Last week a video went viral of West Yorkshire Police arresting a 16 year-old autistic girl for comparing a WPC to her “lesbian nana”. After widespread derision on social media, the constabulary later issued a statement saying the girl had been arrested “on suspicion of a homophobic public order offence”. Harry Miller, ex-policeman and founder of Fair Cop, tweeted: “This was a home invasion by an organised crime gang called West Yorkshire Police.” I had a nasty experience of my own on Saturday August 12th – not so traumatising, but nonetheless disturbing.
The incident occurred at a busy junction in Bexhill-on-Sea, where the ‘No to Northeye’ campaign has brought the community together in opposition to the Home Office’s plan to open a huge camp for 1,200 illegal migrants. But while the public overwhelmingly supports us, the authorities are not on our side. On Saturday, we experienced an unpleasant attitude from the two police officers present.
This was in stark contrast to previous rallies. We have praised officers for their good-natured and efficient policing, including stopping traffic as we marched through town. But on this occasion there was a group of about 15 counter-protestors, standing behind railings across from the roundabout we were on, waving insulting placards such as “Bexhill against racism” and “Don’t be racist dicks”. They appeared to be given more favourable treatment than us by the police.
I was standing with a placard, chatting to fellow members of our group, and facing away from the counter-protestors. We were receiving enthusiastic support from motorists, with a cacophony of horns (few tooted for the rival group). Three of the counter-protestors came over to the roundabout to engage with people on our side. Reasoned dialogue, however, is impossible with woke zealots. When I heard one of our ladies getting cross, I asked the two officers standing by why these counter-protestors were being allowed to cause aggravation.
The older officer took umbrage at me telling him how to do his job, although I had not been rude in any way. Ominously, he said: “I want a word with you afterwards.” I asked what it was about, and he pointed at my placard. This was homemade by a female member (it shouldn’t be relevant, but she is of Asian ethnicity), saying “Women’s Safety”. Quite a reasonable message, I felt, given the concerns of my wife and daughters. I was told that a woman passing by had complained that this was “offensive”.
When I asked the officer how the message of women’s safety could be construed as offensive, he explained that it suggests that all migrants are rapists. On asking whether I should put the placard down, I was told, “It’s your call.” But either the placard is lawful or not, I said. The officer replied that it was not him that found it offensive, but a member of the public. However, if he didn’t believe any law was being broken, why was he pursuing this?
I pointed to the “Don’t be racist dicks” banner across the road and asked why the officers did not see that as a problem. Nobody had complained, he said. So I said that I found it offensive. he didn’t like that.
Then more counter-protestors came over. I again suggested that the officers should keep the groups apart. Angrily, the older officer asked: “Under what law do you think I can tell these people not to stand in a public space?” With emphasis, he turned his body camera on. I calmly stated that I wasn’t suggesting they were breaking the law, but it would be sensible of the officers to simply keep the peace. I then returned to my place by the roadside. Illogically, the officer had raised the issue of my banner, even though it wasn’t illegal, but refused to do anything to stop the rival protestors harassing us because it wasn’t against the law.

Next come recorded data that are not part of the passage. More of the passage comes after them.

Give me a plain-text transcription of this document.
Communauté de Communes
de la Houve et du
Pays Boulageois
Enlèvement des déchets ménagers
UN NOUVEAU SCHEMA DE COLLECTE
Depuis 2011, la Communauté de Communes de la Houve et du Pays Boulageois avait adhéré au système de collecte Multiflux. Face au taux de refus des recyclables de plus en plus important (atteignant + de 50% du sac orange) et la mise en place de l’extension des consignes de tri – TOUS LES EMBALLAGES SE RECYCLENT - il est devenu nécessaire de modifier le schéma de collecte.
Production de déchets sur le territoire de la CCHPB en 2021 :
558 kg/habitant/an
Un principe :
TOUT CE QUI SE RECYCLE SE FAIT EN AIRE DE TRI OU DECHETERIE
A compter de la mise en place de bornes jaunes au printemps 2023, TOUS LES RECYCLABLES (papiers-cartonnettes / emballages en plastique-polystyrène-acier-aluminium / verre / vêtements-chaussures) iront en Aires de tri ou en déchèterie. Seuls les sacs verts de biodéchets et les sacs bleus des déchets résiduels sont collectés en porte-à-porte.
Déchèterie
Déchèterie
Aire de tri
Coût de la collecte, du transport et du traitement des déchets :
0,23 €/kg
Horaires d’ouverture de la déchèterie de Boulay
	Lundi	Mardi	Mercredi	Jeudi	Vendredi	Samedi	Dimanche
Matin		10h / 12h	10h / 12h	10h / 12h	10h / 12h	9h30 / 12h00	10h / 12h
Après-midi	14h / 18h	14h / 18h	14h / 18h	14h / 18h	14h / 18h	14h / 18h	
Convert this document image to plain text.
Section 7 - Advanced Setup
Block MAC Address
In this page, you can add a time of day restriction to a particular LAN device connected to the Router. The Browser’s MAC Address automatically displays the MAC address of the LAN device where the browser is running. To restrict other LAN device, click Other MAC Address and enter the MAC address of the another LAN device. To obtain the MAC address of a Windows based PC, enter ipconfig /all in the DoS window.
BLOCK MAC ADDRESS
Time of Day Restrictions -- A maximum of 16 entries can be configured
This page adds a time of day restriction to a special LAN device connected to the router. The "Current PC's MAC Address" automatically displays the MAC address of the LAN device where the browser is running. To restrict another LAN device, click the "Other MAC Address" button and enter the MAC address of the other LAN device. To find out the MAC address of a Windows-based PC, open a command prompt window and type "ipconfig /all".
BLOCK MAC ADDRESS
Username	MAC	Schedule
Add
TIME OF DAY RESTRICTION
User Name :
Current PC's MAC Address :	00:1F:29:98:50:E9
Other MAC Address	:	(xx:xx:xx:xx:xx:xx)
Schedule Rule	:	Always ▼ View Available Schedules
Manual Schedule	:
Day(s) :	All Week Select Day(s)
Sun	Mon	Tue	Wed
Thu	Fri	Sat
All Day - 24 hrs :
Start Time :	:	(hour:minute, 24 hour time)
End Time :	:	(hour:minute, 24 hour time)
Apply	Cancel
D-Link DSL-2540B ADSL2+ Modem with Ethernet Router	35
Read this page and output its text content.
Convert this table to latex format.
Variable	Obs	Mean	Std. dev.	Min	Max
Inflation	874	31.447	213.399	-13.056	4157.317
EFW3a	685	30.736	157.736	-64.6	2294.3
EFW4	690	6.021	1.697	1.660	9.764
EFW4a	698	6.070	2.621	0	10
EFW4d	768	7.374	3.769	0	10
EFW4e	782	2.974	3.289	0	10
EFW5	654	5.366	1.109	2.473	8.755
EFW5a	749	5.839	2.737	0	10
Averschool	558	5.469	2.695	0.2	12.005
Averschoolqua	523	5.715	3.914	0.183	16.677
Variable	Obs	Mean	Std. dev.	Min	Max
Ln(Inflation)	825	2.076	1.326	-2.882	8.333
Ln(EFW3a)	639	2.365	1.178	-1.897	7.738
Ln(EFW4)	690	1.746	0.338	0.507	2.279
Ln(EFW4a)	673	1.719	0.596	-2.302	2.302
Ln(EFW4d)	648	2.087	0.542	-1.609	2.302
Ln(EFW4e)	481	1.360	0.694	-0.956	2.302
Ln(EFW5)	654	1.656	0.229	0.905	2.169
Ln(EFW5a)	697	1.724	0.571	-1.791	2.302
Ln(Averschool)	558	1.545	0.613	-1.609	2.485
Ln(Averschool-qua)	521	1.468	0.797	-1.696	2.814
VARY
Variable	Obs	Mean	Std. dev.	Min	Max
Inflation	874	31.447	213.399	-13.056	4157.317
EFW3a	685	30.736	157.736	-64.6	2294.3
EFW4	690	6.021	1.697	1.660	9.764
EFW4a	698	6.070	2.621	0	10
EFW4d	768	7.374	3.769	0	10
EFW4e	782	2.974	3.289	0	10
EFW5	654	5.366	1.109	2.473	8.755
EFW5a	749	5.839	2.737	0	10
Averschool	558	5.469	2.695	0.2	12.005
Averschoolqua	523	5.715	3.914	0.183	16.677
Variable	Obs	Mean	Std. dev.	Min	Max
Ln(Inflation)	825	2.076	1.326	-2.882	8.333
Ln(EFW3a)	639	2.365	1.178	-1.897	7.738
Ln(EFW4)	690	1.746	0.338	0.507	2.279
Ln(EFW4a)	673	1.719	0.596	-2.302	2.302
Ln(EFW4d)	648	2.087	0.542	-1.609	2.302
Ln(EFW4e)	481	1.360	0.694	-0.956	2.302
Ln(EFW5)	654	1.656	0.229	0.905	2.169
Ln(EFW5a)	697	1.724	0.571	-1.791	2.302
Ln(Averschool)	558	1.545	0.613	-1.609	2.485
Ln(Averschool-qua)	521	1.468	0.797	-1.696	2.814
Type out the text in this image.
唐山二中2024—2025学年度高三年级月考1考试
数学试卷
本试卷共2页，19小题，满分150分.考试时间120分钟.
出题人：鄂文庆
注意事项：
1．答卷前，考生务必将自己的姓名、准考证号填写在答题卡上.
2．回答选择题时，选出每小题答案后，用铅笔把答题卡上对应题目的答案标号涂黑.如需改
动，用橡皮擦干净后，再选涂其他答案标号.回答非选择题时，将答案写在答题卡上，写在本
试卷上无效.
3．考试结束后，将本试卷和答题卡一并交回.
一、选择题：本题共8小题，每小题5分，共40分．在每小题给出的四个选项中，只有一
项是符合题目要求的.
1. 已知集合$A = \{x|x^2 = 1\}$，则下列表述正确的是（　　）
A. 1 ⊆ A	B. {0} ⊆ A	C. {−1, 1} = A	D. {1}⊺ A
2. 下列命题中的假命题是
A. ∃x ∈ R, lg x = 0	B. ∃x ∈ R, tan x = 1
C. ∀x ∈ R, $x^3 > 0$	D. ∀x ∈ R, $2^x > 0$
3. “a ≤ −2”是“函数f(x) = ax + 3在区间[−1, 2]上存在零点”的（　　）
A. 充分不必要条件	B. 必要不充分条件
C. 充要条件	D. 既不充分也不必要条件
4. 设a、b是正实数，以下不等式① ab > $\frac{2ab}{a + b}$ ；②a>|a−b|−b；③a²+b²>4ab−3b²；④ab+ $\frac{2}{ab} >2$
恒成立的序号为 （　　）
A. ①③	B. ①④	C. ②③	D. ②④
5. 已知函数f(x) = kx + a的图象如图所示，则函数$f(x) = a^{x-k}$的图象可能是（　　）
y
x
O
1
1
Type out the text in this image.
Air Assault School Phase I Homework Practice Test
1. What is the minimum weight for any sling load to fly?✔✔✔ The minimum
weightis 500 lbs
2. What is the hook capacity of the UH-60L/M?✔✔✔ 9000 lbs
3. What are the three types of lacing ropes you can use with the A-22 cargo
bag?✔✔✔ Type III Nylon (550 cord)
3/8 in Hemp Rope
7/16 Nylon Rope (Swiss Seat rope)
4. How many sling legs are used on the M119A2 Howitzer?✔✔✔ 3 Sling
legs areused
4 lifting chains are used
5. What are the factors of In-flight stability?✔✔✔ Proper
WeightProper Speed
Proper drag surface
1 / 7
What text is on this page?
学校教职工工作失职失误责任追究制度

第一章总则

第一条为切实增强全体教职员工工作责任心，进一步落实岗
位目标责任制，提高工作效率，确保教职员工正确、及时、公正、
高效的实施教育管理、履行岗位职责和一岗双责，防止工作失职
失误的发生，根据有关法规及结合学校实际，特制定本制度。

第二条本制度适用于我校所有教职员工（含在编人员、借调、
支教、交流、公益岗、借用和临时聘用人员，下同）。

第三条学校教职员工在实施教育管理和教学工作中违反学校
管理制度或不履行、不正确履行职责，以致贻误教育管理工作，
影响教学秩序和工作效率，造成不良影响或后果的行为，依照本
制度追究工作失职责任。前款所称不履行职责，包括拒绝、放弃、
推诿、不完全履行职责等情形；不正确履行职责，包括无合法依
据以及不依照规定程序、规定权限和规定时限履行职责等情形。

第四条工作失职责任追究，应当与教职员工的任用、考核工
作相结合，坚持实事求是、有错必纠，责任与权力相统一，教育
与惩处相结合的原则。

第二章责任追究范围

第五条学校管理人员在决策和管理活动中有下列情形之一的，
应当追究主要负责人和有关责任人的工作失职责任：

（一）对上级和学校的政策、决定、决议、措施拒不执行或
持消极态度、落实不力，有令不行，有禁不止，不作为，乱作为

Moments later, the lady who had made the placard relieved me of it, saying, “Let me hold this instead of you.” She warned me that she had overheard the officers talking about arresting me. What? I had not come anywhere near to committing a crime. But I understood the situation. I was being targeted, possibly because I had spoken at previous rallies and played a prominent role in the campaign. I was not willing to succumb to a ‘show arrest’.
In this atmosphere of intimidation, aware that the officers were watching me, I opted to leave. I later heard that the women’s safety placard was boldly on show after my departure, its inscriber bellowing out the message, unhindered. A heavy rain shower had chased the counter-protestors off in their minibus, with the police officers reverting to their usual friendlier attitude afterwards.
It seems to me that this was politicised policing with an ‘on’ and ‘off’ switch. But whatever the motive or orders, I’d say to the officers involved, if you think women’s safety is offensive, you’re in the wrong job.
Dr. Niall McCrae is a registered nurse who was on the editorial board member of Journal of Advanced Nursing.